Fr. Robert Reyes and Msgr. Sabino Vengco offer several explanations. That’s for the SWS survey that says the Filipino Catholic faithful are increasingly becoming less faithful. Only 37 percent now go to Mass compared to 64 percent in 1991. And 9.2 percent now even contemplate leaving the fold completely.
“Liturgies are bland and boring,” says Reyes. Just as well, the practice of many churches of taking “second collections” during Mass is putting off churchgoers. It makes the Church look excessively materialistic. And still the sex scandals that have rocked the Church generally are straining belief.
The flock didn’t just suddenly dwindle, says Vengco, it’s been dwindling over the years. He agrees with Reyes that boring sermons by priests are among the reasons less Filipinos attend Mass. But there’s a deeper one. That is that the faith hasn’t really lodged deeply in the Filipino psyche. “We’ve been nominal Catholics since the Spanish period. It is never a case of conversion but rather political accommodation. There is not enough depth in our faith. We are satisfied with what is superficial.”
I don’t know about the boring sermons, but I do know about the irritating ones. That is courtesy of friends who have told me that they have made it a point to at least avoid certain priests, if not Mass entirely, in recent years. That’s because those priests have made it a point to press their opposition to RH doggedly and stridently during Mass before a captive audience.
Someone told me she got so fed up with it that at one point, soon after the priest opened his mouth to say “RH,” she stood up and walked out. Which became conspicuous not just because she was occupying one of the front pews but because several others did the same thing. Which, however, did not dissuade the priest from prosecuting his cause, he became even more animated, or agitated, in his expostulations against RH.
I share completely Vengco’s view that the Filipino’s faith is steeped in superficiality. I’ve railed against it myself, it’s a version of Catholicism that relies more on form than on substance, on image than on internalization, on ritual than on essence. Which is the Church’s fault: Spanish rule rested it on the indio’s unquestioning obedience of Church injunctions and political accommodation of colonial rule. It’s easy enough to sympathize with Rizal’s fulminations against the corruption and obscurantism of the friars. You’ve got a faith that says you can be cruel and oppressive, greedy and lecherous, vile and murderous but secure a berth in heaven anyway by donating lands to the Church, it won’t claim the undying loyalty of the victims.
The caveat of course, as SWS itself adds, is that the survey was taken only shortly after Pope Francis replaced Benedict. Too early for him to have an impact on Filipino Catholics—as indeed too early for Chito Tagle, who became archbishop of Manila and a cardinal in fairly quick succession, to have an impact on them. I suspect though that they will do so in the long run. The priests and bishops who fought martial law and took a propoor stance did have that impact on this country an eternity ago. I don’t think it’s a coincidence that Latin America has the most Catholics today and that its politics have a strongly propoor bent, the kind that alarms Washington about Pope Francis.
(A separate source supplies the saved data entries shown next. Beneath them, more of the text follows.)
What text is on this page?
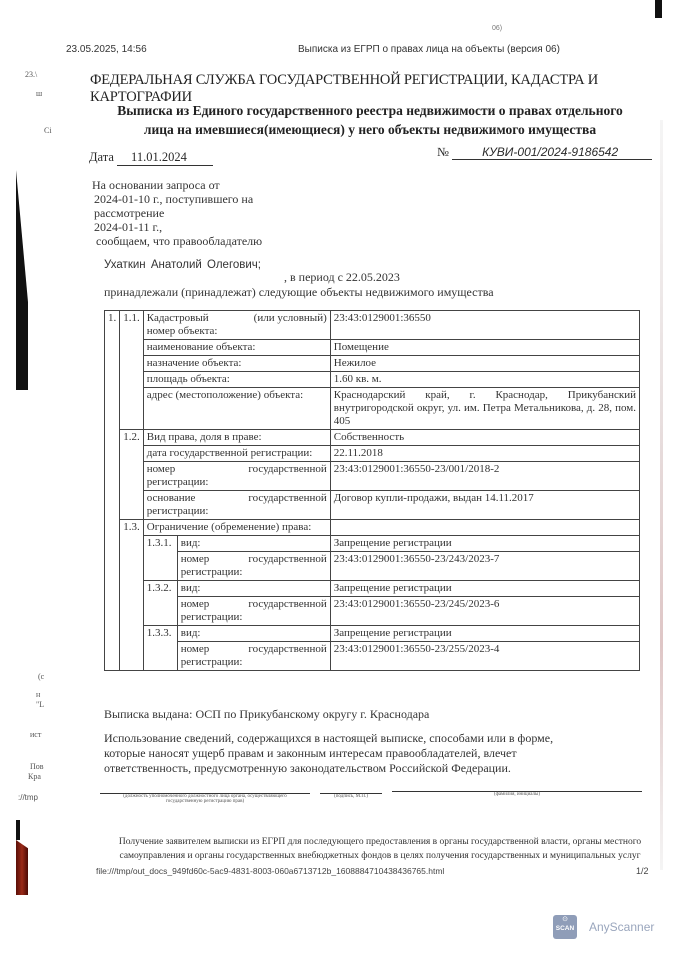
23.\
ш
Сі
(с
н
"L
ист
Пов
Кра
://tmp
06)
23.05.2025, 14:56	Выписка из ЕГРП о правах лица на объекты (версия 06)
ФЕДЕРАЛЬНАЯ СЛУЖБА ГОСУДАРСТВЕННОЙ РЕГИСТРАЦИИ, КАДАСТРА И КАРТОГРАФИИ
Выписка из Единого государственного реестра недвижимости о правах отдельного
лица на имевшиеся(имеющиеся) у него объекты недвижимого имущества
Дата 11.01.2024	№	КУВИ-001/2024-9186542
На основании запроса от
2024-01-10 г., поступившего на
рассмотрение
2024-01-11 г.,
сообщаем, что правообладателю
Ухаткин Анатолий Олегович;
, в период с 22.05.2023
принадлежали (принадлежат) следующие объекты недвижимого имущества
1.	1.1.	Кадастровый (или условный)
номер объекта:		23:43:0129001:36550
		наименование объекта:		Помещение
		назначение объекта:		Нежилое
		площадь объекта:		1.60 кв. м.
		адрес (местоположение) объекта:		Краснодарский край, г. Краснодар, Прикубанский внутригородской округ, ул. им. Петра Метальникова, д. 28, пом. 405
	1.2.	Вид права, доля в праве:		Собственность
		дата государственной регистрации:		22.11.2018

		номер государственной
регистрации:		23:43:0129001:36550-23/001/2018-2

		основание государственной
регистрации:		Договор купли-продажи, выдан 14.11.2017
	1.3.	Ограничение (обременение) права:		
		1.3.1.	вид:	Запрещение регистрации

			номер государственной
регистрации:	23:43:0129001:36550-23/243/2023-7
		1.3.2.	вид:	Запрещение регистрации

			номер государственной
регистрации:	23:43:0129001:36550-23/245/2023-6
		1.3.3.	вид:	Запрещение регистрации

			номер государственной
регистрации:	23:43:0129001:36550-23/255/2023-4
Выписка выдана: ОСП по Прикубанскому округу г. Краснодара
Использование сведений, содержащихся в настоящей выписке, способами или в форме,
которые наносят ущерб правам и законным интересам правообладателей, влечет
ответственность, предусмотренную законодательством Российской Федерации.
(должность уполномоченного должностного лица органа, осуществляющего
государственную регистрацию прав)
(подпись, М.П.)	(фамилия, инициалы)
Получение заявителем выписки из ЕГРП для последующего предоставления в органы государственной власти, органы местного
самоуправления и органы государственных внебюджетных фондов в целях получения государственных и муниципальных услуг
file:///tmp/out_docs_949fd60c-5ac9-4831-8003-060a6713712b_1608884710438436765.html	1/2
⊙
SCAN AnyScanner
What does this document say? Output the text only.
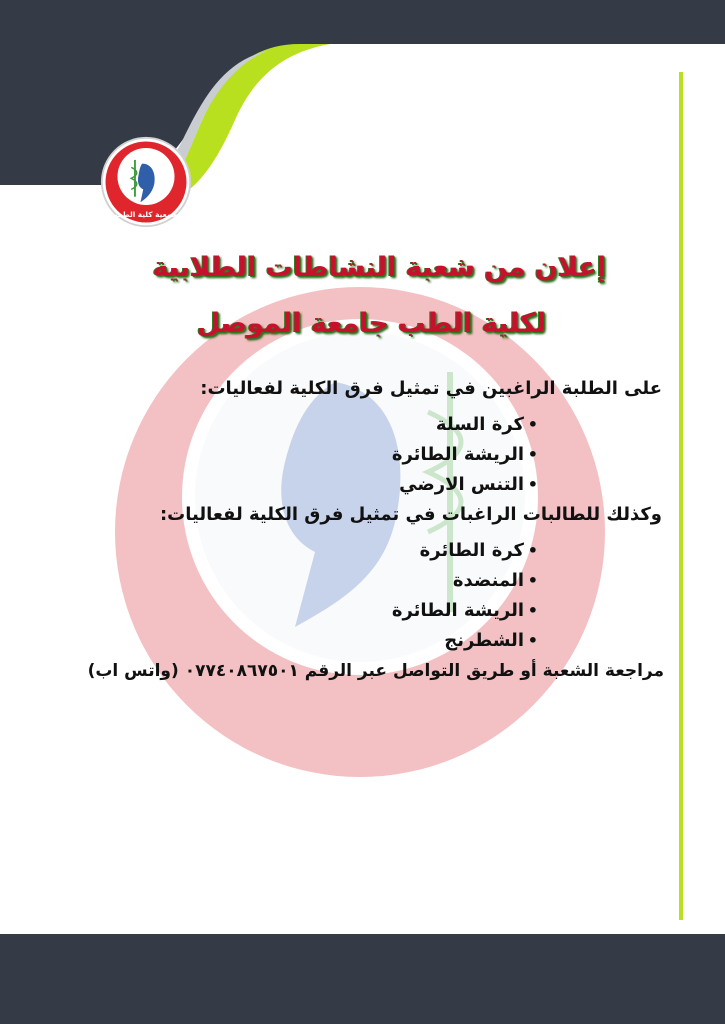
جمعية كلية الطب
إعلان من شعبة النشاطات الطلابية
لكلية الطب جامعة الموصل
على الطلبة الراغبين في تمثيل فرق الكلية لفعاليات:
•
كرة السلة
•
الريشة الطائرة
•
التنس الارضي
وكذلك للطالبات الراغبات في تمثيل فرق الكلية لفعاليات:
•
كرة الطائرة
•
المنضدة
•
الريشة الطائرة
•
الشطرنج
مراجعة الشعبة أو طريق التواصل عبر الرقم ٠٧٧٤٠٨٦٧٥٠١ (واتس اب)
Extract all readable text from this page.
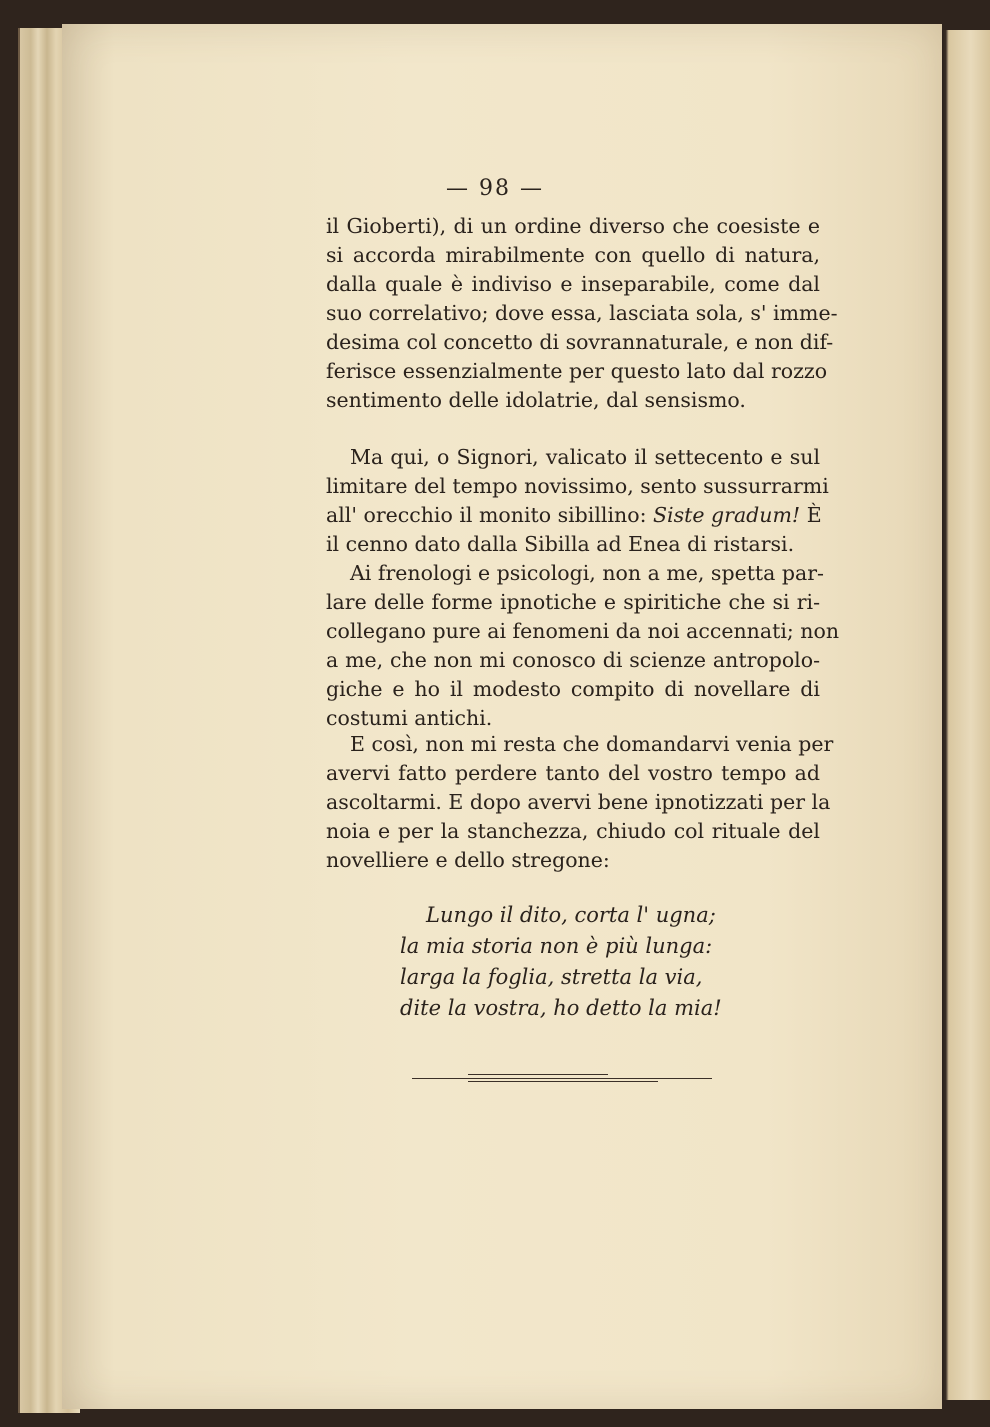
— 98 —
il Gioberti), di un ordine diverso che coesiste e
si accorda mirabilmente con quello di natura,
dalla quale è indiviso e inseparabile, come dal
suo correlativo; dove essa, lasciata sola, s' imme-
desima col concetto di sovrannaturale, e non dif-
ferisce essenzialmente per questo lato dal rozzo
sentimento delle idolatrie, dal sensismo.
Ma qui, o Signori, valicato il settecento e sul
limitare del tempo novissimo, sento sussurrarmi
all' orecchio il monito sibillino: Siste gradum! È
il cenno dato dalla Sibilla ad Enea di ristarsi.
Ai frenologi e psicologi, non a me, spetta par-
lare delle forme ipnotiche e spiritiche che si ri-
collegano pure ai fenomeni da noi accennati; non
a me, che non mi conosco di scienze antropolo-
giche e ho il modesto compito di novellare di
costumi antichi.
E così, non mi resta che domandarvi venia per
avervi fatto perdere tanto del vostro tempo ad
ascoltarmi. E dopo avervi bene ipnotizzati per la
noia e per la stanchezza, chiudo col rituale del
novelliere e dello stregone:
Lungo il dito, corta l' ugna;
la mia storia non è più lunga:
larga la foglia, stretta la via,
dite la vostra, ho detto la mia!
But the prognosis is not all that rosy. My own take about Catholicism’s decline in fortune in these parts is that, quite apart from Gloria Arroyo’s epic success in corrupting the bishops over the last decade—she had a phenomenal talent in that respect—technology is taking its toll.
In the early or mid-1990s, I heard someone tell me the story that the number of seminarians from Catanduanes, the one province that supplied them in plentiful quantities, suddenly fell steeply. The religious authorities couldn’t explain it until someone suggested cable TV. The drop in the number of youth entering the seminary coincided with the introduction of cable TV in the province. The youth suddenly just had too many earthly distractions to devote themselves to unearthly pursuits.
Mere coincidence? Maybe. But the explanation is not without merit. By the same token, I’d venture to say that the steady decline of Catholicism in this country, particularly the one of the last decade, probably owes to the impact of the digital revolution. Specifically the Internet, specifically the social media, specifically Facebook and Twitter. Infinitely more than cable TV, it’s the Internet that has made Filipinos acutely aware of the world. Hell, it’s the Internet that has pried the country open like an oyster. Carlos Celdran and his group have a point when they say Filipino Catholics have now become more enlightened and will no longer accept doctrine blindly, they want reason to go with it. What has made that so is, in great part, the Internet.
In the long term, I don’t think Catholicism’s stiffest competition in these parts will come from the other faiths or from the charismatics and other Christian denominations. It will come from secularism. At least as far as the urban, middle-class, reasonably educated, Facebook-using sector goes. But which will probably determine the direction of change. The days when the Church can just compel the faithful to obey it like a cacique are going, if they have not gone already. The local Church refuses to change, or continues to resist the thinking represented by Pope Francis and Cardinal Tagle, and it will truly see an exodus of Filipinos from it not unlike that of the OFWs from the country. It might not even be a matter of active choice, it might just be Catholics drifting away.
At least the OFWs come home. The ex-faithful might very well be permanent exiles.